Unlike Horman, Teruggi’s body was quickly sent back to the United States. But serious questions persist. When I saw Frank’s body, he had two or three bullet wounds in the chest area and a large, open gash on his throat. To me, the nature of the wounds suggested he had been executed. Yet when the official Chilean autopsy arrived, it reported 17 bullet wounds, more consistent with the Chilean military’s story that Teruggi, outside after curfew, was machine-gunned by a passing patrol. We also know that the FBI had documents in its files suggesting that Teruggi was helping U.S. military deserters in Germany, a bizarre charge. But if U.S. officials passed this information to the Chilean military, they would have been signing his death warrant.
In May, seated in Judge Guzmán’s chambers next to former Consul Purdy, I had an opportunity to question the man who had demonstrated an intense hostility to those U.S. citizens living in Chile in 1973 who supported the constitutional government. While this “cross-examination” cannot be made public while the case advances, I can say that Purdy’s comments would have been laughable if this were not so serious a matter.

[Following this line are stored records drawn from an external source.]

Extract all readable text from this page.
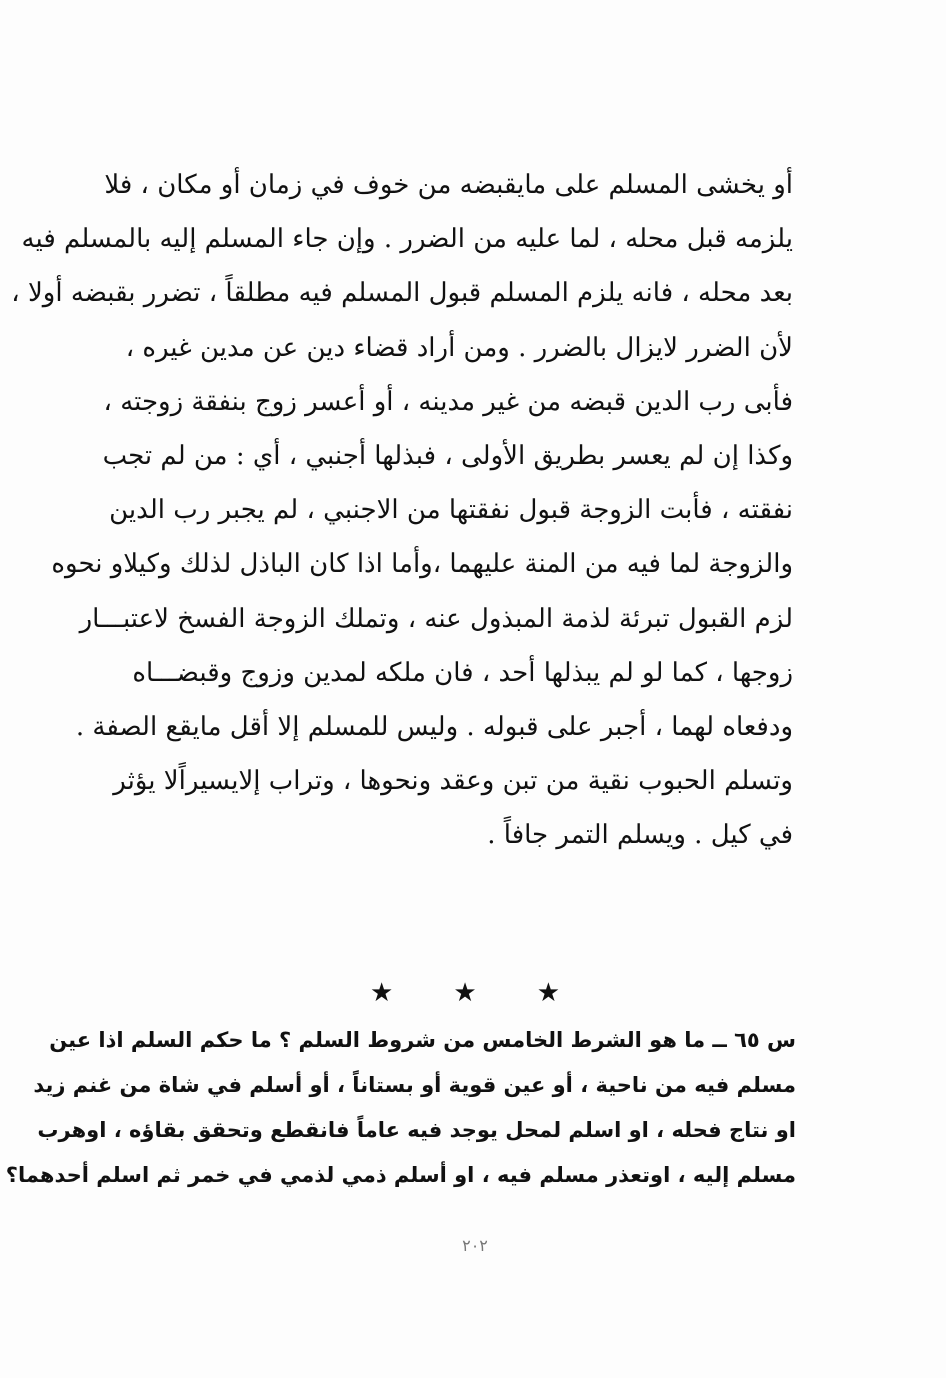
أو يخشى المسلم على مايقبضه من خوف في زمان أو مكان ، فلا
يلزمه قبل محله ، لما عليه من الضرر . وإن جاء المسلم إليه بالمسلم فيه
بعد محله ، فانه يلزم المسلم قبول المسلم فيه مطلقاً ، تضرر بقبضه أولا ،
لأن الضرر لايزال بالضرر . ومن أراد قضاء دين عن مدين غيره ،
فأبى رب الدين قبضه من غير مدينه ، أو أعسر زوج بنفقة زوجته ،
وكذا إن لم يعسر بطريق الأولى ، فبذلها أجنبي ، أي : من لم تجب
نفقته ، فأبت الزوجة قبول نفقتها من الاجنبي ، لم يجبر رب الدين
والزوجة لما فيه من المنة عليهما ،وأما اذا كان الباذل لذلك وكيلاو نحوه
لزم القبول تبرئة لذمة المبذول عنه ، وتملك الزوجة الفسخ لاعتبـــار
زوجها ، كما لو لم يبذلها أحد ، فان ملكه لمدين وزوج وقبضـــاه
ودفعاه لهما ، أجبر على قبوله . وليس للمسلم إلا أقل مايقع الصفة .
وتسلم الحبوب نقية من تبن وعقد ونحوها ، وتراب إلايسيراًلا يؤثر
في كيل . ويسلم التمر جافاً .
★ ★ ★
س ٦٥ ــ ما هو الشرط الخامس من شروط السلم ؟ ما حكم السلم اذا عين
مسلم فيه من ناحية ، أو عين قوية أو بستاناً ، أو أسلم في شاة من غنم زيد
او نتاج فحله ، او اسلم لمحل يوجد فيه عاماً فانقطع وتحقق بقاؤه ، اوهرب
مسلم إليه ، اوتعذر مسلم فيه ، او أسلم ذمي لذمي في خمر ثم اسلم أحدهما؟
٢٠٢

When asked to explain why the U.S. Embassy in Chile did not insist that Horman’s body be sent back immediately, Purdy said that Washington had very little influence in Chile at that time. When asked how this argument squared with the fact that the Nixon administration provided Chile with more aid in 1974 than in any previous year, Purdy seemed surprised, admitting that he “didn’t know that.” What the former consul, who still lives in Chile, did seem to know, with exquisite precision, were the political affiliations of the U.S. citizens arrested in the coup’s aftermath. While numerous presidents have cited the need to protect American lives as a rationale to send in the Marines, Consul Purdy demonstrated that politics trumped citizenship. The lesson: Don’t count on U.S. diplomatic support if you find yourself on the wrong side of U.S. policy objectives.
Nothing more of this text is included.